His wife nods from the other side of the kitchen.

“I will do races from an enjoyment standpoint. I love the social aspect. I trained with RATs (Rochesterareatriathletes.com) and DINOS and the people are just phenomenal, super encouraging, no judgment,” he continued. “I love the social aspects of the clubs and the races. When I go out to nationals in Milwaukee there will be people from RATs there and DIDOs and we’ll set up a tent and do social things.”

Does Brenda worry about him?

“Of course,” she laughs. “I worry about him every day. He’s not allowed to do any more ironman, but I don’t know how I can not let him do any more races because that’s what he’s passionate about.”
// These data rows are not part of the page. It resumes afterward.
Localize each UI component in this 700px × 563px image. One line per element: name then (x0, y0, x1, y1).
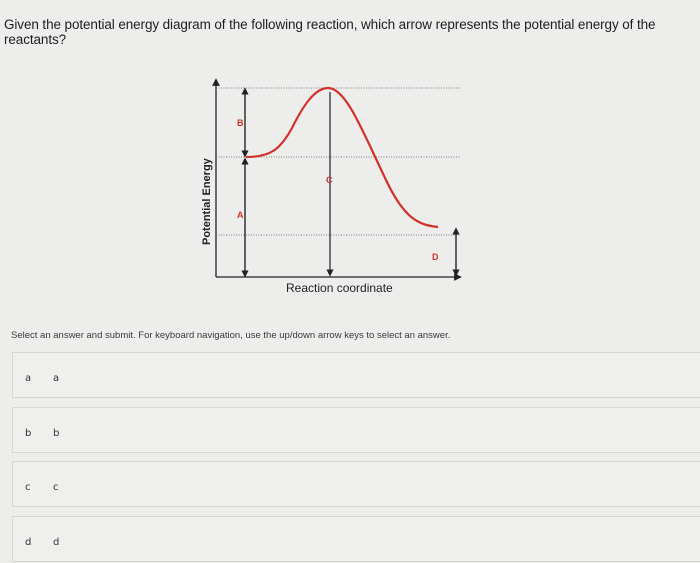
option-a[interactable]: a a (12, 352, 700, 398)
label-a: A (237, 210, 244, 220)
question-text: Given the potential energy diagram of th… (4, 17, 656, 47)
option-b[interactable]: b b (12, 407, 700, 453)
instructions-text: Select an answer and submit. For keyboar… (11, 330, 451, 341)
energy-curve (245, 86, 439, 229)
option-d-label: d (53, 537, 60, 548)
diagram-svg: B A C D Potential Energy Reaction coordi… (201, 78, 462, 295)
option-b-key: b (25, 428, 32, 439)
option-a-key: a (25, 373, 32, 384)
option-d-key: d (25, 537, 32, 548)
x-axis-label: Reaction coordinate (286, 281, 393, 295)
option-c-key: c (25, 482, 31, 493)
potential-energy-diagram: B A C D Potential Energy Reaction coordi… (190, 70, 480, 310)
option-a-label: a (53, 373, 60, 384)
option-c-label: c (53, 482, 59, 493)
label-b: B (237, 118, 244, 128)
label-d: D (432, 252, 439, 262)
option-c[interactable]: c c (12, 461, 700, 507)
option-b-label: b (53, 428, 60, 439)
label-c: C (326, 175, 333, 185)
option-d[interactable]: d d (12, 516, 700, 562)
y-axis-label: Potential Energy (201, 157, 213, 245)
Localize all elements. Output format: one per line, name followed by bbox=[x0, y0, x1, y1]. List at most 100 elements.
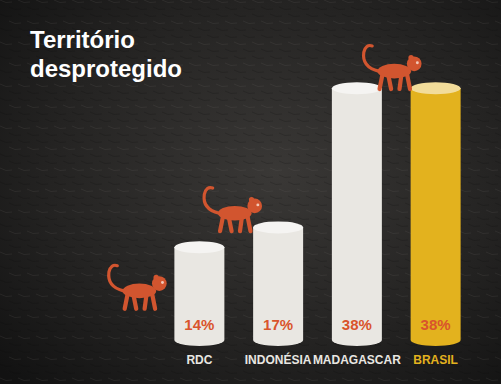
fur-stroke bbox=[432, 0, 444, 3]
fur-stroke bbox=[468, 238, 480, 241]
fur-stroke bbox=[243, 63, 255, 66]
fur-stroke bbox=[387, 259, 399, 262]
fur-stroke bbox=[9, 231, 21, 234]
fur-stroke bbox=[108, 252, 120, 255]
fur-stroke bbox=[135, 371, 147, 374]
fur-stroke bbox=[414, 0, 426, 3]
fur-stroke bbox=[270, 196, 282, 199]
fur-stroke bbox=[0, 56, 12, 59]
fur-stroke bbox=[90, 140, 102, 143]
fur-stroke bbox=[117, 175, 129, 178]
fur-stroke bbox=[360, 0, 372, 3]
fur-stroke bbox=[90, 252, 102, 255]
fur-stroke bbox=[18, 308, 30, 311]
fur-stroke bbox=[54, 84, 66, 87]
fur-stroke bbox=[162, 84, 174, 87]
fur-stroke bbox=[369, 77, 381, 80]
fur-stroke bbox=[495, 203, 501, 206]
fur-stroke bbox=[126, 182, 138, 185]
fur-stroke bbox=[396, 42, 408, 45]
fur-stroke bbox=[396, 280, 408, 283]
fur-stroke bbox=[0, 182, 12, 185]
fur-stroke bbox=[72, 0, 84, 3]
fur-stroke bbox=[351, 77, 363, 80]
fur-stroke bbox=[27, 189, 39, 192]
fur-stroke bbox=[486, 238, 498, 241]
fur-stroke bbox=[261, 7, 273, 10]
fur-stroke bbox=[387, 371, 399, 374]
fur-stroke bbox=[153, 105, 165, 108]
fur-stroke bbox=[234, 196, 246, 199]
fur-stroke bbox=[459, 273, 471, 276]
fur-stroke bbox=[486, 112, 498, 115]
fur-stroke bbox=[468, 308, 480, 311]
fur-stroke bbox=[315, 315, 327, 318]
fur-stroke bbox=[162, 378, 174, 381]
fur-stroke bbox=[144, 42, 156, 45]
fur-stroke bbox=[270, 84, 282, 87]
fur-stroke bbox=[45, 119, 57, 122]
fur-stroke bbox=[468, 98, 480, 101]
fur-stroke bbox=[45, 357, 57, 360]
fur-stroke bbox=[36, 196, 48, 199]
fur-stroke bbox=[288, 154, 300, 157]
fur-stroke bbox=[99, 371, 111, 374]
fur-stroke bbox=[387, 175, 399, 178]
fur-stroke bbox=[81, 231, 93, 234]
fur-stroke bbox=[63, 315, 75, 318]
bar-top bbox=[253, 221, 303, 233]
fur-stroke bbox=[18, 140, 30, 143]
fur-stroke bbox=[252, 140, 264, 143]
fur-stroke bbox=[288, 28, 300, 31]
fur-stroke bbox=[396, 140, 408, 143]
fur-stroke bbox=[216, 182, 228, 185]
fur-stroke bbox=[468, 350, 480, 353]
fur-stroke bbox=[261, 105, 273, 108]
fur-stroke bbox=[135, 7, 147, 10]
fur-stroke bbox=[36, 140, 48, 143]
fur-stroke bbox=[396, 168, 408, 171]
fur-stroke bbox=[207, 91, 219, 94]
fur-stroke bbox=[315, 105, 327, 108]
fur-stroke bbox=[243, 371, 255, 374]
fur-stroke bbox=[0, 196, 12, 199]
fur-stroke bbox=[342, 42, 354, 45]
fur-stroke bbox=[135, 329, 147, 332]
fur-stroke bbox=[36, 238, 48, 241]
fur-stroke bbox=[36, 378, 48, 381]
fur-stroke bbox=[423, 49, 435, 52]
fur-stroke bbox=[45, 105, 57, 108]
fur-stroke bbox=[153, 21, 165, 24]
fur-stroke bbox=[459, 343, 471, 346]
fur-stroke bbox=[459, 63, 471, 66]
fur-stroke bbox=[135, 175, 147, 178]
fur-stroke bbox=[423, 7, 435, 10]
fur-stroke bbox=[135, 273, 147, 276]
fur-stroke bbox=[99, 301, 111, 304]
fur-stroke bbox=[207, 105, 219, 108]
fur-stroke bbox=[342, 56, 354, 59]
fur-stroke bbox=[9, 217, 21, 220]
fur-stroke bbox=[90, 168, 102, 171]
fur-stroke bbox=[360, 378, 372, 381]
fur-stroke bbox=[486, 252, 498, 255]
fur-stroke bbox=[99, 119, 111, 122]
fur-stroke bbox=[459, 371, 471, 374]
fur-stroke bbox=[270, 98, 282, 101]
fur-stroke bbox=[297, 35, 309, 38]
fur-stroke bbox=[387, 343, 399, 346]
fur-stroke bbox=[117, 203, 129, 206]
fur-stroke bbox=[54, 98, 66, 101]
fur-stroke bbox=[477, 287, 489, 290]
fur-stroke bbox=[450, 70, 462, 73]
fur-stroke bbox=[144, 378, 156, 381]
fur-stroke bbox=[234, 98, 246, 101]
fur-stroke bbox=[261, 21, 273, 24]
fur-stroke bbox=[18, 280, 30, 283]
fur-stroke bbox=[108, 140, 120, 143]
fur-stroke bbox=[144, 322, 156, 325]
fur-stroke bbox=[387, 91, 399, 94]
fur-stroke bbox=[81, 343, 93, 346]
fur-stroke bbox=[279, 147, 291, 150]
monkey-ear bbox=[408, 55, 413, 60]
“I’ll keep doing this as long as my body lets me,” McDermott said. “You don’t have to be in shape, anybody can do triathlon. Reach out to DIDOs or RATS and just come out. Every town has a triathlete group and they’re all the same — super supportive — no judgment. None, not at all. The amount of knowledge you get – everyone wants to share, everyone wants the sport to grow. It’s a great way to get in shape, stay in shape and the social aspect — both training and racing — is phenomenal. DIDOs has a regular calendar of events; RATS has a Sunday morning swim-bike-run at Durand, or Mendon Park, where you can run-bike-run during the week—bring a beer for afterwards. All kinds of opportunities to just come out and enjoy it. While I tend to do a lot of my hard training alone because my schedule is flexible and I can do what I want, it’s a great sport and a great way to stay active and be social and go some neat places and support local communities.”


What’s Next?

Michael McDermott and Pam Cooper-Vince have a packed schedule in the coming months. McDermott is training for USA Triathlon Age Group National in Milwaukee, Aug. 7, and will participate in the Rochester Triathlon Sprint Event, Aug. 21. Cooper-Vince will also participate in those two races. In addition, she will compete in the half iron distance in the Ironman 70.3 Maine to be held in Old Orchard Beach, Maine, Aug. 29, and the full-iron distance in the Maryland Ironman to be held in Cambridge, Maryland, Sept. 18.